そのため、DNSをフラッシュすることは、DNS情報を最新の状態に保ち、古くなったキャッシュを削除するための有効な対策の一つです。
これにより、誤ったIPアドレスへの接続や、古いDNS情報による問題の発生リスクを減らすことができます。

よくある質問

DNSをフラッシュすると、インターネットの速度は向上しますか?
場合によっては向上することがあります。
特に、古いまたは破損したDNSレコードが原因でWebサイトの読み込みが遅くなっている場合に効果があります。
DNSキャッシュをフラッシュすると、システムはDNSサーバから最新のIPアドレスを直接取得するようになります。

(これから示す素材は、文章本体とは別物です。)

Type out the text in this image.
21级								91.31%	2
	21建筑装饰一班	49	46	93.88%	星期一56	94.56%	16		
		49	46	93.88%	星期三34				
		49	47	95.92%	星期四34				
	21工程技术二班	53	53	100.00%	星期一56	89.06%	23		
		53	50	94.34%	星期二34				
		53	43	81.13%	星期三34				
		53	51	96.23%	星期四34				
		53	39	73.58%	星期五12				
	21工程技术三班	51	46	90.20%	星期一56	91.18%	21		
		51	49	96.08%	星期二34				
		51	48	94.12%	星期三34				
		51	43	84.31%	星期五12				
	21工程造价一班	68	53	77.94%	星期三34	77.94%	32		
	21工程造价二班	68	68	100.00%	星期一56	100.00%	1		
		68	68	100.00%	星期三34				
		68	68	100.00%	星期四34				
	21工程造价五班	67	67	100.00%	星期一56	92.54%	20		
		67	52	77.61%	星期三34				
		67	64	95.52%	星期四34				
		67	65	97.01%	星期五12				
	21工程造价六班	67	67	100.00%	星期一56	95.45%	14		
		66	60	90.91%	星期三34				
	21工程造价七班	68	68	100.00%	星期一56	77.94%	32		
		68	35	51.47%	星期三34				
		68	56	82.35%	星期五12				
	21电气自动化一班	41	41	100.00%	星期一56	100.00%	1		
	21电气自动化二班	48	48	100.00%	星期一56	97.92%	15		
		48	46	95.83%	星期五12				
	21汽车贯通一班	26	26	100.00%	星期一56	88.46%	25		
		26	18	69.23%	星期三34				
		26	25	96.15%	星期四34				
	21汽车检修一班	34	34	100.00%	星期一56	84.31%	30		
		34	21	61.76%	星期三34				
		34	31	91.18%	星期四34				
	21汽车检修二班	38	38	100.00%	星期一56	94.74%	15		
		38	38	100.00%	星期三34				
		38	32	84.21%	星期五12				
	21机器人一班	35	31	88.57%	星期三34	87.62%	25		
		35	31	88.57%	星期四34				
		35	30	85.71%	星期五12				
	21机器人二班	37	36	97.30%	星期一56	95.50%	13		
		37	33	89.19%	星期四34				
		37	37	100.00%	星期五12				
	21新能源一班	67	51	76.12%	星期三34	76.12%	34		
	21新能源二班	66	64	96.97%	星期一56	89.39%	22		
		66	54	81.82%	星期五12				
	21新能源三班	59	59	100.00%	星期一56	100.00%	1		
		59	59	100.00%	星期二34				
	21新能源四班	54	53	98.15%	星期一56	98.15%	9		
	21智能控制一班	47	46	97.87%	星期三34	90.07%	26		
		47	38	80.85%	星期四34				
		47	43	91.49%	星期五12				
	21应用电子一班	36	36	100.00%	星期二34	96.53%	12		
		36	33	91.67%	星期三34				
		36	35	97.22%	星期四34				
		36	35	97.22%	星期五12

DNSをフラッシュするとDNS_PROBE_FINISHED_NXDOMAINエラーは解決しますか?
場合によっては解決します。
このエラーは通常、ブラウザがドメイン名を解決できないときに表示されます。
問題の原因が不正または古いDNSキャッシュエントリである場合、DNSをフラッシュすることで誤ったデータが削除され、システムがDNSサーバから正しい情報を取得できるようになります。
ルータを変更した後にDNSをフラッシュする必要がありますか?
実行することをおすすめします。
ルータを変更した場合、特に新しいルータが異なるDNS設定を使用している場合、システムが以前の接続からキャッシュされたエントリを引き続き使用している可能性があります。
DNSをフラッシュすると、デバイスは古いレコードを破棄し、新しいDNSサーバに対して再度クエリを行います。
DNSを頻繁にフラッシュしても安全ですか?
はい、DNSをフラッシュすることは完全に安全であり、システムのパフォーマンスに悪影響を与えることはありません。
むしろ、定期的に実行することで接続問題を防ぎ、古いレコードを削除し、DNSスプーフィングのリスクを減らすことに役立ちます。